Mol Cell Endocrinol · 2022
Last updated 2026-05-28In lab tests, the GLP-1 drug liraglutide protected human blood-vessel cells from damage caused by high blood sugar. It reduced cell stress, improved energy production in the cells, and lowered harmful reactions linked to a specific cell-cleanup process called PINK1/Parkin-dependent mitophagy. The study suggests liraglutide may help prevent blood-vessel problems in people with type 2 diabetes, but more research is needed.

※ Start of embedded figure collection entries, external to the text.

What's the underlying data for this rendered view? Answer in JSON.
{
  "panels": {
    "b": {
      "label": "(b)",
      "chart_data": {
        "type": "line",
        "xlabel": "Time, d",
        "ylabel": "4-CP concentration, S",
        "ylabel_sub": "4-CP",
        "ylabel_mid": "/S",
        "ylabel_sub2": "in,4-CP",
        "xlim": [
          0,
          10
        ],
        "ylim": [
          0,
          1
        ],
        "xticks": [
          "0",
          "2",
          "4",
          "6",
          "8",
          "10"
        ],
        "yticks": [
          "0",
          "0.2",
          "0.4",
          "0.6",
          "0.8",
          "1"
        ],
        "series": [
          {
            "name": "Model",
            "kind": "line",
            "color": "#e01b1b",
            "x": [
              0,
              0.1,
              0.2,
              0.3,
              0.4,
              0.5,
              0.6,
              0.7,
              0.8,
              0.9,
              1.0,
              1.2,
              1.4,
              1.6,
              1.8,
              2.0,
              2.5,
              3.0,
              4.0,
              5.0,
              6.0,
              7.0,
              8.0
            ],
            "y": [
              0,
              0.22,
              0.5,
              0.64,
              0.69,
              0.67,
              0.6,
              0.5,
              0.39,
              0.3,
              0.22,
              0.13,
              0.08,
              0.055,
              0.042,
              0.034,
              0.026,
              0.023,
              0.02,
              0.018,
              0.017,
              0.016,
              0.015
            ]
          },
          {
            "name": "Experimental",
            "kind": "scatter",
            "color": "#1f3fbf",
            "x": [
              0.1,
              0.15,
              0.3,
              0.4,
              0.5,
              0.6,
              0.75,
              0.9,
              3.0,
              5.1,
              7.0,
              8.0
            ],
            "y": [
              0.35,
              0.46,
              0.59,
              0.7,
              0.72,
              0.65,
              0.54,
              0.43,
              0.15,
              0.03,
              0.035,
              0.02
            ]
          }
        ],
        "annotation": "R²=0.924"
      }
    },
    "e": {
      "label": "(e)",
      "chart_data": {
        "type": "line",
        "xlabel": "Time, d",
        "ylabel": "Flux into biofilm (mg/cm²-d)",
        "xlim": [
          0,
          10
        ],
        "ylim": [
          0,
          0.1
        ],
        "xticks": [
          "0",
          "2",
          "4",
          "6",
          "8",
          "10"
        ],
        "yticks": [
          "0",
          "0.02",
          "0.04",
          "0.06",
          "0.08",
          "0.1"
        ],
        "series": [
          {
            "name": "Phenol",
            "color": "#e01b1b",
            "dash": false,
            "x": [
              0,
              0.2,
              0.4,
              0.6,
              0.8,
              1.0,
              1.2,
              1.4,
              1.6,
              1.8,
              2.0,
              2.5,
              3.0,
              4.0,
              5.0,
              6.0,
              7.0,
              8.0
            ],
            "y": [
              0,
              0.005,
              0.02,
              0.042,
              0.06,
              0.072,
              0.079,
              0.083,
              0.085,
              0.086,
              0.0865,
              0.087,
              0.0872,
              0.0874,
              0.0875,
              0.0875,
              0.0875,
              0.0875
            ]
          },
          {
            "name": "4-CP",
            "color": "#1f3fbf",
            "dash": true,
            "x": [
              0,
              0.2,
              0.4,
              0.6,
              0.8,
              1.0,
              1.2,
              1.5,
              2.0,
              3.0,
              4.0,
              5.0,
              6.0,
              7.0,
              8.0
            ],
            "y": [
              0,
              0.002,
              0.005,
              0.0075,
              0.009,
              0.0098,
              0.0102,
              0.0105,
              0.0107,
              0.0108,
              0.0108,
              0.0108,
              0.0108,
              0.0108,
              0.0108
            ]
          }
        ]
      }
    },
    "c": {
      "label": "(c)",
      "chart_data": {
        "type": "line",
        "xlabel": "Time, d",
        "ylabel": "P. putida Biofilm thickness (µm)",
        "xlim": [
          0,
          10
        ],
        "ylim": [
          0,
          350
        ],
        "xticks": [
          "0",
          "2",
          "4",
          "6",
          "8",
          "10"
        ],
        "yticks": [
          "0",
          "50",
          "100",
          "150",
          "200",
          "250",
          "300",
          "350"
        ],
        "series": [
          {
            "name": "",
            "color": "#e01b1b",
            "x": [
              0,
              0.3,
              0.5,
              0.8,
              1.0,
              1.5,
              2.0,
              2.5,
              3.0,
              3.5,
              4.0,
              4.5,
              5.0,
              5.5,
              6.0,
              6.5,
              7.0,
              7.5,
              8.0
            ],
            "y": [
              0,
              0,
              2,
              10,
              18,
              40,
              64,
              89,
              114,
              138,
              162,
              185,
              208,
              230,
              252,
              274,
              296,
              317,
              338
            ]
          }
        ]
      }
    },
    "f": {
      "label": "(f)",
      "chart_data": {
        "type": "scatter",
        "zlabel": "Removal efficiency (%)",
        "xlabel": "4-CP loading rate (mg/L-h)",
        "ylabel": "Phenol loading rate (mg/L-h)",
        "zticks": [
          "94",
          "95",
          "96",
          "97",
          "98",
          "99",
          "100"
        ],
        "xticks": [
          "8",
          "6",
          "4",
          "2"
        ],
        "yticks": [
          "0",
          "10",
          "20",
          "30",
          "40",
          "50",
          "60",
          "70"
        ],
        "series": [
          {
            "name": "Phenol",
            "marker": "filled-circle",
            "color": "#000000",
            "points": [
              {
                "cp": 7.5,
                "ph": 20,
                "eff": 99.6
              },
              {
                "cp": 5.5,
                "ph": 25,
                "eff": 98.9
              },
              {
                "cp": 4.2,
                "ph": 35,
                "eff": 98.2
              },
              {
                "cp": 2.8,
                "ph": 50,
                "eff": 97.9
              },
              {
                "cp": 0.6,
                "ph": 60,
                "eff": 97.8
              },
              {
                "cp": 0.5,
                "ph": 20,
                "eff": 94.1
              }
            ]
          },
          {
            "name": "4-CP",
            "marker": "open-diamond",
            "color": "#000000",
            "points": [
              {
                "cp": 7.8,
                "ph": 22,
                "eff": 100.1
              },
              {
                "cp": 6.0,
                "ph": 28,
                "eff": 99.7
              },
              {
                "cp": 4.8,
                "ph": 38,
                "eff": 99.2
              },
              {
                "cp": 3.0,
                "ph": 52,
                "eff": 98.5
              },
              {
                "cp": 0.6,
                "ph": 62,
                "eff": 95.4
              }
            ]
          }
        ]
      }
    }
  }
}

AI summary of the abstract below.
| Journal | Mol Cell Endocrinol, 2022 |
|---|---|
| Citations | 55 |
| Relative citation ratio | 4.99 |
| NIH percentile | 92 |
| Molecules | liraglutide |
| Conditions studied | Type 2 Diabetes |
Abstract
Functional loss of endothelial cells will lead to development and progression of atherosclerosis in diabetic patients. However, dysfunction of endothelial cells in diabetes has yet to be fully understood. We aimed to characterize the potential effects of liraglutide, a glucagon-like peptide-1 (GLP-1) receptor agonist, on preventing high glucose-induced endothelial dysfunction and excessive mitophagic response. Pretreatment with liraglutide prevented downregulation of eNOS phosphorylation and NO secretion, and reduced apoptosis and oxidative stress of the human umbilical vein endothelial cells (HUVECs) exposed to high glucose. We further demonstrated that liraglutide likely mediated such protective effects by reducing PINK1/Parkin mediated mitophagy. Liraglutide markedly decreased high glucose-induced mitochondrial ROS, lessened PINK1 expression and mitochondrial accumulation of Parkin, but recovered SIRT1 expression. Seahorse analysis revealed that liraglutide mitigated high glucose-induced reduction of basal and maximum respiration rates as well as spare respiration capacity. Inhibition of Parkin by RNA silencing not only resulted in increased mitochondrial and cytosolic ROS and reduced mitochondrial mass and mitochondrial membrane potential, but also led to increased apoptotic responses in high glucose treated HUVECs which were not preventable by liraglutide. Together, our study reveals that liraglutide acts upstream of the PINK1/Parkin pathway to effectively counteract high glucose induced cell dysfunction by suppression of the PINK1/Parkin-dependent mitophagy. Therefore, its use as an adjunct therapy for type 2 diabetes mellitus is warranted to reduce the risk of atherosclerosis. Further research is required to examine the exact molecules, including SIRT1, upstream of the PINK1/parkin pathway that liraglutide targets to maintain the mitochondrial homeostasis.